Ele defende que a CPMI incorpore as investigações da CPI da Covid relacionadas a fake news ao avaliar que o relatório produzido por Renan é "o mais contundente documento já produzido pelo Parlamento brasileiro sobre o uso desenfreado de fake news que afetaram a saúde de milhões de famílias e pessoas". É preciso dar "continuidade e desdobramentos", afirma.
Dança das cadeiras
Há uma expectativa de que ocorra uma dança das cadeiras na formação da CPMI. Ou seja, uma troca significativa de parlamentares que a compõem atualmente.
As mudanças são esperadas pelo fato de que a oposição deve reforçar vagas em aberto, enquanto o governo deve buscar reforçar sua presença por meio de partidos do centrão, agora mais ligados ao Planalto do que no início dos trabalhos da comissão. A Mesa Diretora não pode ser mudada.
Hoje, ninguém se arrisca a dizer quem tem mais força dentro da CPMI diante do cenário diferente no Congresso.

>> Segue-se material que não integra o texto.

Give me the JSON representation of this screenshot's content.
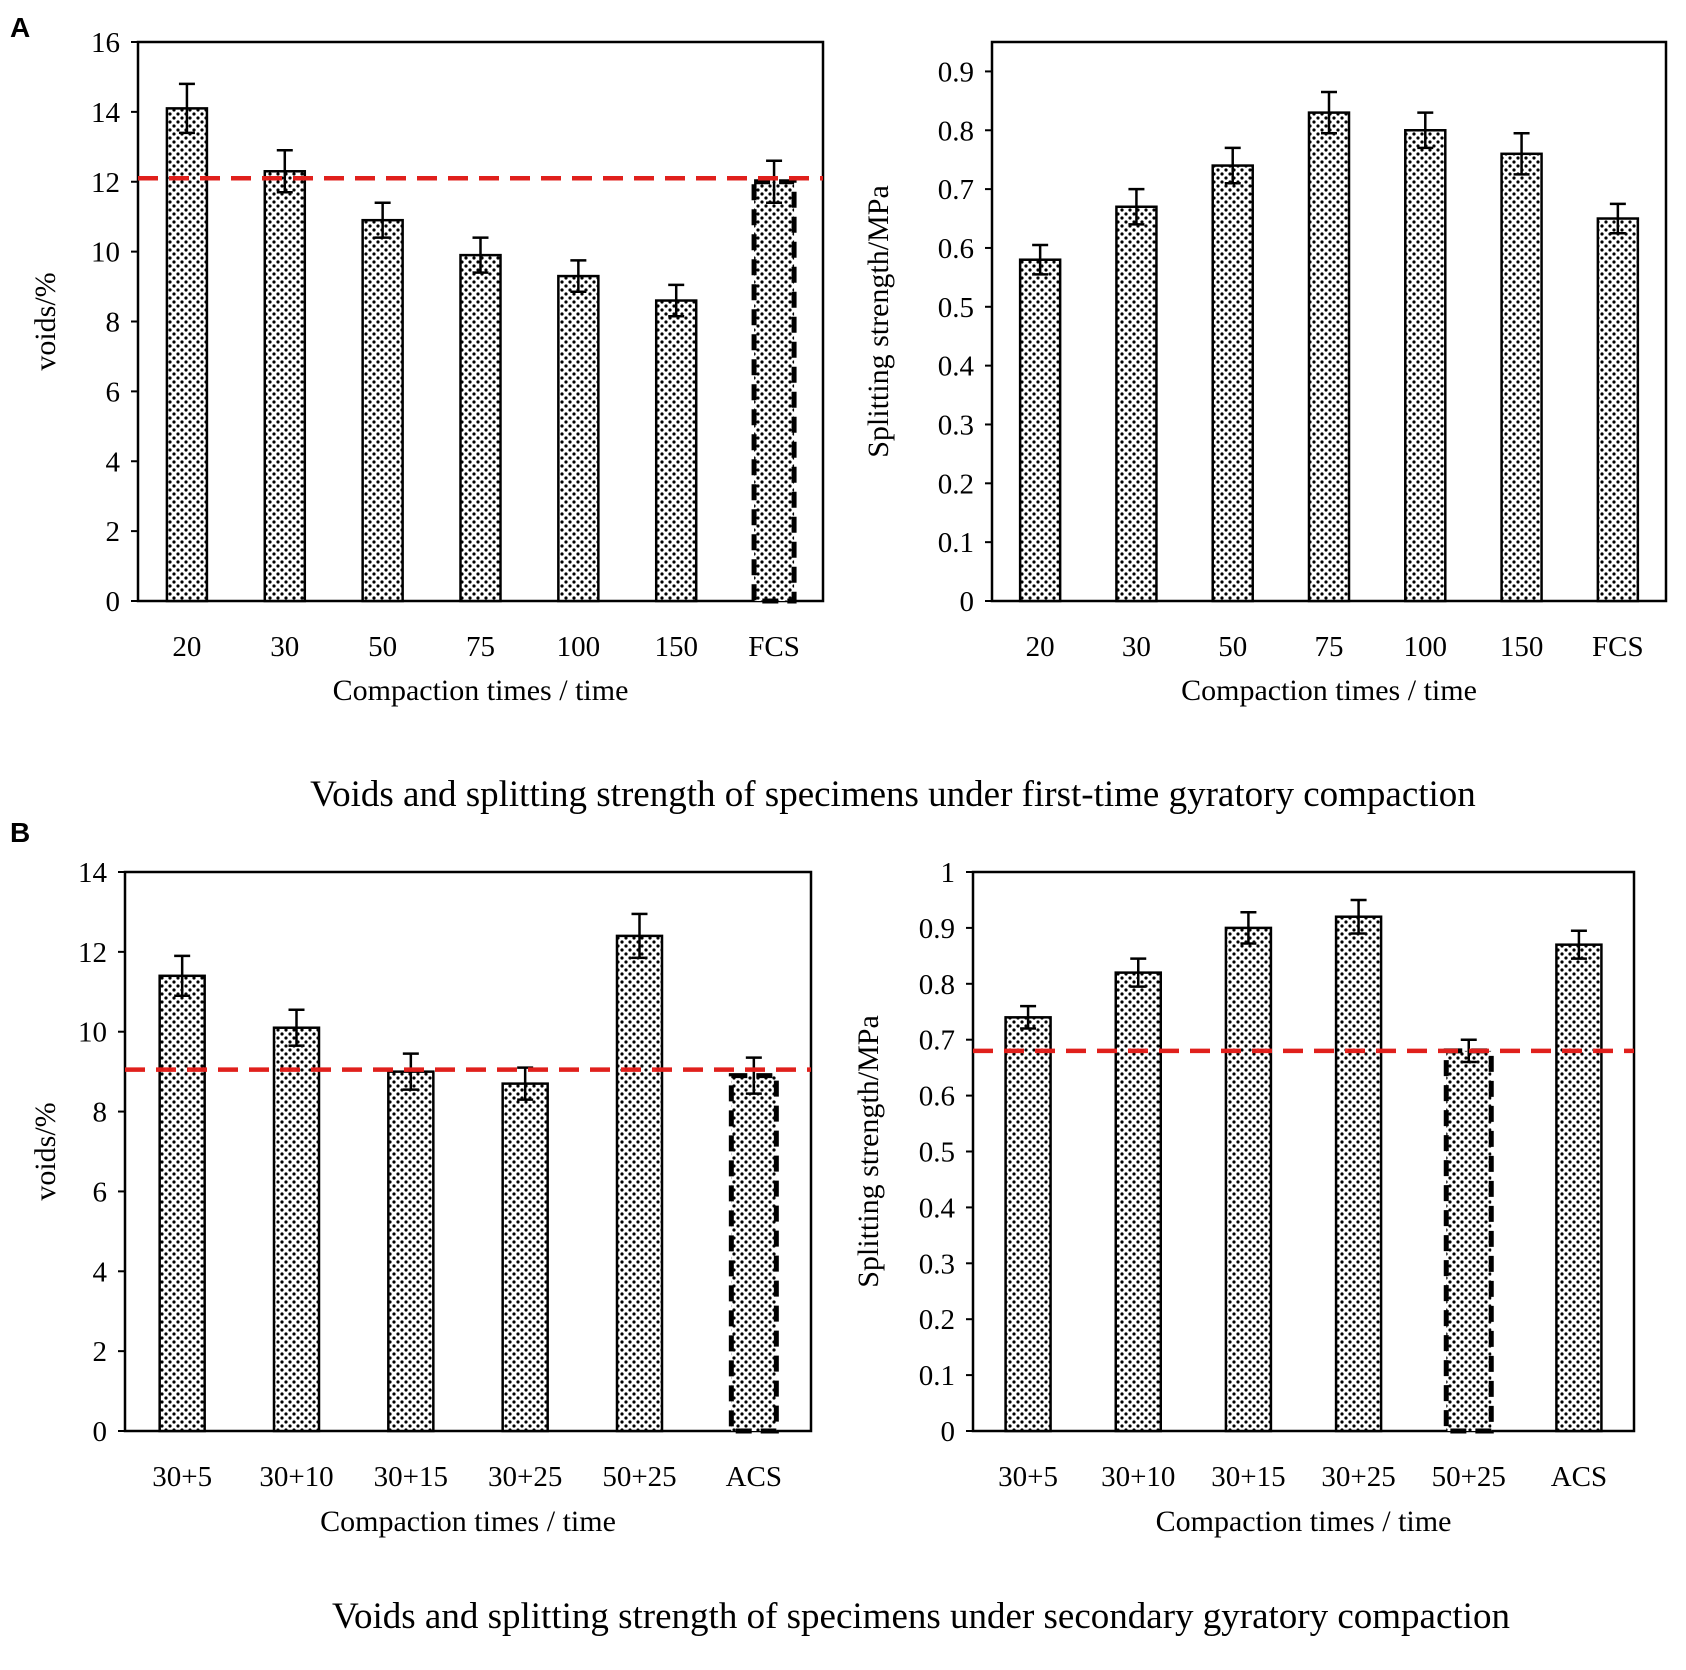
{
  "panels": [
    {
      "label": "A",
      "caption": "Voids and splitting strength of specimens under first-time gyratory compaction"
    },
    {
      "label": "B",
      "caption": "Voids and splitting strength of specimens under secondary gyratory compaction"
    }
  ],
  "colors": {
    "bar_fill": "#ffffff",
    "bar_pattern": "#000000",
    "reference_line": "#e0201c",
    "axis": "#000000"
  },
  "chart_data": [
    {
      "type": "bar",
      "panel": "A",
      "title": "",
      "xlabel": "Compaction times  / time",
      "ylabel": "voids/%",
      "categories": [
        "20",
        "30",
        "50",
        "75",
        "100",
        "150",
        "FCS"
      ],
      "values": [
        14.1,
        12.3,
        10.9,
        9.9,
        9.3,
        8.6,
        12.0
      ],
      "errors": [
        0.7,
        0.6,
        0.5,
        0.5,
        0.45,
        0.45,
        0.6
      ],
      "dashed_bars": [
        "FCS"
      ],
      "reference_line": 12.1,
      "ylim": [
        0,
        16
      ],
      "yticks": [
        "0",
        "2",
        "4",
        "6",
        "8",
        "10",
        "12",
        "14",
        "16"
      ]
    },
    {
      "type": "bar",
      "panel": "A",
      "title": "",
      "xlabel": "Compaction times  / time",
      "ylabel": "Splitting strength/MPa",
      "categories": [
        "20",
        "30",
        "50",
        "75",
        "100",
        "150",
        "FCS"
      ],
      "values": [
        0.58,
        0.67,
        0.74,
        0.83,
        0.8,
        0.76,
        0.65
      ],
      "errors": [
        0.025,
        0.03,
        0.03,
        0.035,
        0.03,
        0.035,
        0.025
      ],
      "dashed_bars": [],
      "reference_line": null,
      "ylim": [
        0,
        0.95
      ],
      "yticks": [
        "0",
        "0.1",
        "0.2",
        "0.3",
        "0.4",
        "0.5",
        "0.6",
        "0.7",
        "0.8",
        "0.9"
      ]
    },
    {
      "type": "bar",
      "panel": "B",
      "title": "",
      "xlabel": "Compaction times  / time",
      "ylabel": "voids/%",
      "categories": [
        "30+5",
        "30+10",
        "30+15",
        "30+25",
        "50+25",
        "ACS"
      ],
      "values": [
        11.4,
        10.1,
        9.0,
        8.7,
        12.4,
        8.9
      ],
      "errors": [
        0.5,
        0.45,
        0.45,
        0.4,
        0.55,
        0.45
      ],
      "dashed_bars": [
        "ACS"
      ],
      "reference_line": 9.05,
      "ylim": [
        0,
        14
      ],
      "yticks": [
        "0",
        "2",
        "4",
        "6",
        "8",
        "10",
        "12",
        "14"
      ]
    },
    {
      "type": "bar",
      "panel": "B",
      "title": "",
      "xlabel": "Compaction times  / time",
      "ylabel": "Splitting  strength/MPa",
      "categories": [
        "30+5",
        "30+10",
        "30+15",
        "30+25",
        "50+25",
        "ACS"
      ],
      "values": [
        0.74,
        0.82,
        0.9,
        0.92,
        0.68,
        0.87
      ],
      "errors": [
        0.02,
        0.025,
        0.028,
        0.03,
        0.02,
        0.025
      ],
      "dashed_bars": [
        "50+25"
      ],
      "reference_line": 0.68,
      "ylim": [
        0,
        1
      ],
      "yticks": [
        "0",
        "0.1",
        "0.2",
        "0.3",
        "0.4",
        "0.5",
        "0.6",
        "0.7",
        "0.8",
        "0.9",
        "1"
      ]
    }
  ]
}
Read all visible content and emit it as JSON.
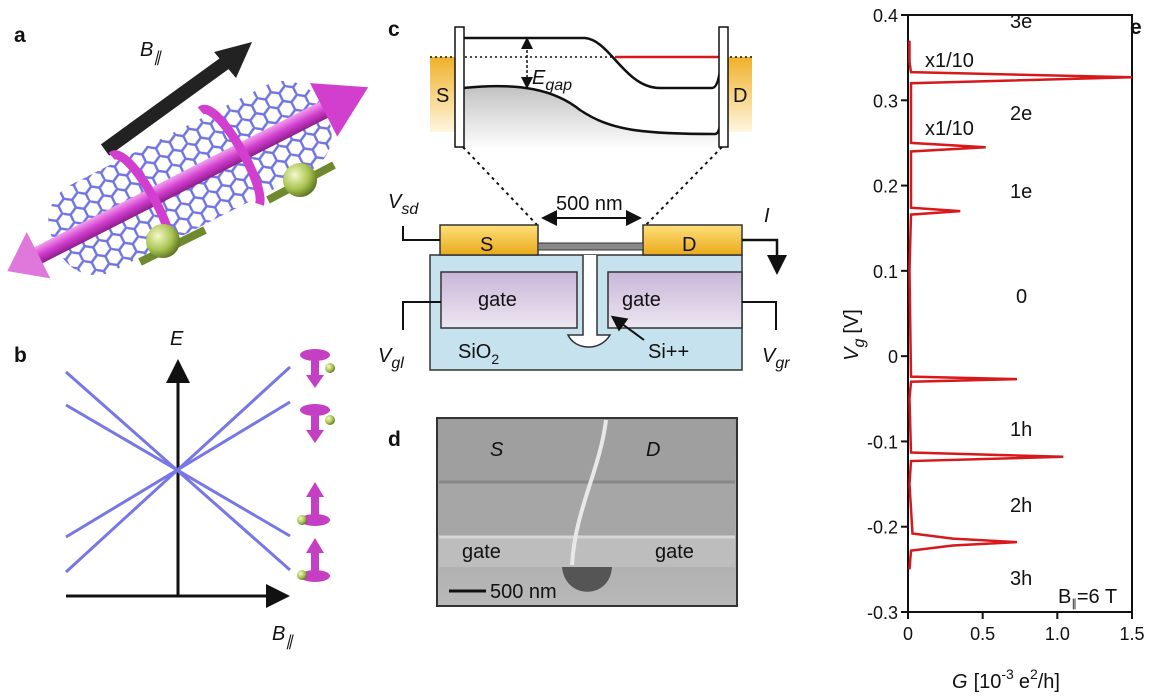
{
  "panel_labels": [
    "a",
    "b",
    "c",
    "d",
    "e"
  ],
  "panel_a": {
    "field": {
      "main": "B",
      "sub": "∥"
    }
  },
  "panel_b": {
    "energy": "E",
    "field": {
      "main": "B",
      "sub": "∥"
    }
  },
  "panel_c": {
    "band_source": "S",
    "band_drain": "D",
    "gap": {
      "main": "E",
      "sub": "gap"
    },
    "scale": "500 nm",
    "vsd": {
      "main": "V",
      "sub": "sd"
    },
    "current": "I",
    "device_source": "S",
    "device_drain": "D",
    "gate_left": "gate",
    "gate_right": "gate",
    "oxide": {
      "main": "SiO",
      "sub": "2"
    },
    "substrate": "Si++",
    "vgl": {
      "main": "V",
      "sub": "gl"
    },
    "vgr": {
      "main": "V",
      "sub": "gr"
    }
  },
  "panel_d": {
    "source": "S",
    "drain": "D",
    "gate_left": "gate",
    "gate_right": "gate",
    "scale": "500 nm"
  },
  "chart_data": {
    "type": "line",
    "y_label": {
      "main": "V",
      "sub": "g",
      "unit": "[V]"
    },
    "x_label": {
      "main": "G",
      "open": "[10",
      "exp": "-3",
      "unit": "e",
      "unit_exp": "2",
      "tail": "/h]"
    },
    "xlim": [
      0,
      1.5
    ],
    "ylim": [
      -0.3,
      0.4
    ],
    "xticks": [
      0,
      0.5,
      {
        "value": 1,
        "label": "1.0"
      },
      1.5
    ],
    "yticks": [
      0.4,
      0.3,
      0.2,
      0.1,
      0,
      -0.1,
      -0.2,
      -0.3
    ],
    "series": [
      {
        "color": "#d7191c",
        "x": [
          0.01,
          0.02,
          0.3,
          0.73,
          0.3,
          0.03,
          0.01,
          0.02,
          1.04,
          0.02,
          0.01,
          0.02,
          0.73,
          0.02,
          0.01,
          0.02,
          0.35,
          0.02,
          0.02,
          0.52,
          0.02,
          0.02,
          1.5,
          0.02,
          0.01,
          0.01
        ],
        "y": [
          -0.25,
          -0.228,
          -0.222,
          -0.218,
          -0.214,
          -0.208,
          -0.15,
          -0.123,
          -0.118,
          -0.113,
          -0.05,
          -0.03,
          -0.027,
          -0.024,
          0.1,
          0.166,
          0.17,
          0.174,
          0.24,
          0.245,
          0.25,
          0.32,
          0.327,
          0.333,
          0.345,
          0.37
        ]
      }
    ],
    "annotations": [
      "x1/10",
      "x1/10",
      "3e",
      "2e",
      "1e",
      "0",
      "1h",
      "2h",
      "3h"
    ],
    "field_note": {
      "main": "B",
      "sub": "∥",
      "rest": "=6 T"
    }
  }
}
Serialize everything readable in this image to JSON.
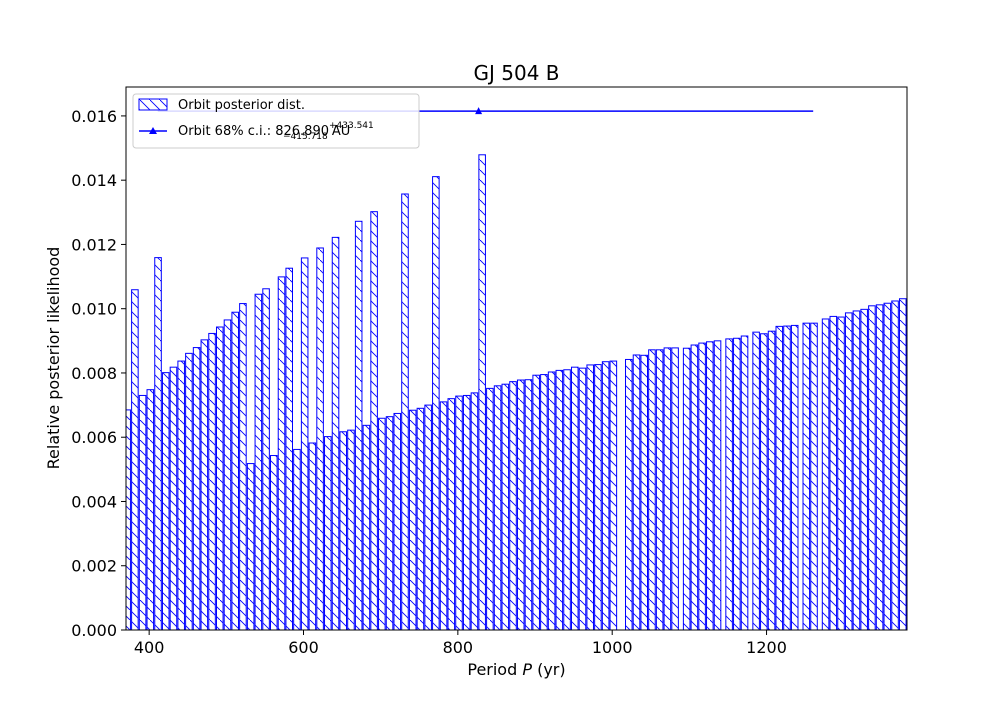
{
  "chart_data": {
    "type": "bar",
    "title": "GJ 504 B",
    "xlabel_prefix": "Period ",
    "xlabel_var": "P",
    "xlabel_suffix": " (yr)",
    "ylabel": "Relative posterior likelihood",
    "xlim": [
      370,
      1382
    ],
    "ylim": [
      0,
      0.0169
    ],
    "xticks": [
      400,
      600,
      800,
      1000,
      1200
    ],
    "xtick_labels": [
      "400",
      "600",
      "800",
      "1000",
      "1200"
    ],
    "yticks": [
      0,
      0.002,
      0.004,
      0.006,
      0.008,
      0.01,
      0.012,
      0.014,
      0.016
    ],
    "ytick_labels": [
      "0.000",
      "0.002",
      "0.004",
      "0.006",
      "0.008",
      "0.010",
      "0.012",
      "0.014",
      "0.016"
    ],
    "bar_color": "#0000ff",
    "hatch": "\\",
    "legend": {
      "position": "upper-left",
      "hist_label": "Orbit posterior dist.",
      "ci_prefix": "Orbit 68% c.i.: 826.890",
      "ci_plus": "+433.541",
      "ci_minus": "−415.718",
      "ci_suffix": " AU"
    },
    "credible_interval": {
      "center": 826.89,
      "low": 411.172,
      "high": 1260.431,
      "y": 0.01615
    },
    "bars": [
      {
        "x": 371.5,
        "v": 0.00685
      },
      {
        "x": 381.5,
        "v": 0.01059
      },
      {
        "x": 391.5,
        "v": 0.0073
      },
      {
        "x": 401.5,
        "v": 0.00748
      },
      {
        "x": 411.5,
        "v": 0.01159
      },
      {
        "x": 421.5,
        "v": 0.00801
      },
      {
        "x": 431.5,
        "v": 0.00818
      },
      {
        "x": 441.5,
        "v": 0.00837
      },
      {
        "x": 451.5,
        "v": 0.00861
      },
      {
        "x": 461.5,
        "v": 0.00879
      },
      {
        "x": 471.5,
        "v": 0.00903
      },
      {
        "x": 481.5,
        "v": 0.00923
      },
      {
        "x": 491.5,
        "v": 0.00943
      },
      {
        "x": 501.5,
        "v": 0.00965
      },
      {
        "x": 511.5,
        "v": 0.00989
      },
      {
        "x": 521.5,
        "v": 0.01016
      },
      {
        "x": 531.5,
        "v": 0.00518
      },
      {
        "x": 541.5,
        "v": 0.01045
      },
      {
        "x": 551.5,
        "v": 0.01062
      },
      {
        "x": 561.5,
        "v": 0.00543
      },
      {
        "x": 571.5,
        "v": 0.01099
      },
      {
        "x": 581.5,
        "v": 0.01126
      },
      {
        "x": 591.5,
        "v": 0.00562
      },
      {
        "x": 601.5,
        "v": 0.01158
      },
      {
        "x": 611.5,
        "v": 0.00582
      },
      {
        "x": 621.5,
        "v": 0.01189
      },
      {
        "x": 631.5,
        "v": 0.00602
      },
      {
        "x": 641.5,
        "v": 0.01222
      },
      {
        "x": 651.5,
        "v": 0.00617
      },
      {
        "x": 661.5,
        "v": 0.00622
      },
      {
        "x": 671.5,
        "v": 0.01272
      },
      {
        "x": 681.5,
        "v": 0.00637
      },
      {
        "x": 691.5,
        "v": 0.01302
      },
      {
        "x": 701.5,
        "v": 0.00659
      },
      {
        "x": 711.5,
        "v": 0.00664
      },
      {
        "x": 721.5,
        "v": 0.00674
      },
      {
        "x": 731.5,
        "v": 0.01357
      },
      {
        "x": 741.5,
        "v": 0.00684
      },
      {
        "x": 751.5,
        "v": 0.0069
      },
      {
        "x": 761.5,
        "v": 0.007
      },
      {
        "x": 771.5,
        "v": 0.01411
      },
      {
        "x": 781.5,
        "v": 0.0071
      },
      {
        "x": 791.5,
        "v": 0.0072
      },
      {
        "x": 801.5,
        "v": 0.00728
      },
      {
        "x": 811.5,
        "v": 0.0073
      },
      {
        "x": 821.5,
        "v": 0.00738
      },
      {
        "x": 831.5,
        "v": 0.01479
      },
      {
        "x": 841.5,
        "v": 0.00752
      },
      {
        "x": 851.5,
        "v": 0.0076
      },
      {
        "x": 861.5,
        "v": 0.00765
      },
      {
        "x": 871.5,
        "v": 0.00773
      },
      {
        "x": 881.5,
        "v": 0.00778
      },
      {
        "x": 891.5,
        "v": 0.00779
      },
      {
        "x": 901.5,
        "v": 0.00793
      },
      {
        "x": 911.5,
        "v": 0.00795
      },
      {
        "x": 921.5,
        "v": 0.00803
      },
      {
        "x": 931.5,
        "v": 0.00808
      },
      {
        "x": 941.5,
        "v": 0.0081
      },
      {
        "x": 951.5,
        "v": 0.00818
      },
      {
        "x": 961.5,
        "v": 0.00815
      },
      {
        "x": 971.5,
        "v": 0.00825
      },
      {
        "x": 981.5,
        "v": 0.00826
      },
      {
        "x": 991.5,
        "v": 0.00835
      },
      {
        "x": 1001.5,
        "v": 0.00837
      },
      {
        "x": 1021.5,
        "v": 0.00842
      },
      {
        "x": 1031.5,
        "v": 0.00856
      },
      {
        "x": 1041.5,
        "v": 0.00855
      },
      {
        "x": 1051.5,
        "v": 0.00872
      },
      {
        "x": 1061.5,
        "v": 0.00872
      },
      {
        "x": 1071.5,
        "v": 0.00878
      },
      {
        "x": 1081.5,
        "v": 0.00878
      },
      {
        "x": 1096.5,
        "v": 0.00877
      },
      {
        "x": 1106.5,
        "v": 0.00887
      },
      {
        "x": 1116.5,
        "v": 0.00893
      },
      {
        "x": 1126.5,
        "v": 0.00897
      },
      {
        "x": 1136.5,
        "v": 0.009
      },
      {
        "x": 1151.5,
        "v": 0.00906
      },
      {
        "x": 1161.5,
        "v": 0.00908
      },
      {
        "x": 1171.5,
        "v": 0.00915
      },
      {
        "x": 1186.5,
        "v": 0.00927
      },
      {
        "x": 1196.5,
        "v": 0.00922
      },
      {
        "x": 1206.5,
        "v": 0.0093
      },
      {
        "x": 1216.5,
        "v": 0.00945
      },
      {
        "x": 1226.5,
        "v": 0.00946
      },
      {
        "x": 1236.5,
        "v": 0.00948
      },
      {
        "x": 1251.5,
        "v": 0.00955
      },
      {
        "x": 1261.5,
        "v": 0.00955
      },
      {
        "x": 1276.5,
        "v": 0.00968
      },
      {
        "x": 1286.5,
        "v": 0.00976
      },
      {
        "x": 1296.5,
        "v": 0.00974
      },
      {
        "x": 1306.5,
        "v": 0.00987
      },
      {
        "x": 1316.5,
        "v": 0.00993
      },
      {
        "x": 1326.5,
        "v": 0.00998
      },
      {
        "x": 1336.5,
        "v": 0.01009
      },
      {
        "x": 1346.5,
        "v": 0.01012
      },
      {
        "x": 1356.5,
        "v": 0.01017
      },
      {
        "x": 1366.5,
        "v": 0.01024
      },
      {
        "x": 1376.5,
        "v": 0.01031
      }
    ],
    "bar_width": 8.5
  }
}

Angelo Coronel também citou outros pontos a serem aprofundados pela CPMI, como a prática de cyberbullying e o aliciamento de crianças para o cometimento de crimes de ódio e suicídio.
Cuidado com espaço na pandemia
Coronel ressalta ser necessária a adaptação de mais salas para que se cumpra o distanciamento social nas futuras reuniões da CPMI ainda em meio à pandemia. Isso porque a comissão é formada por 32 titulares e 32 suplentes. A CPI da Covid, por exemplo, contava com 18 parlamentares, ao todo. Assessores e funcionários do Congresso também costumam ficar no espaço.
Segundo Coronel, hoje não há espaço adequado no Senado —responsável pela gerência e estrutura da CPMI-- que comporte tanta gente respeitando-se as recomendações para se evitar a propagação do novo coronavírus.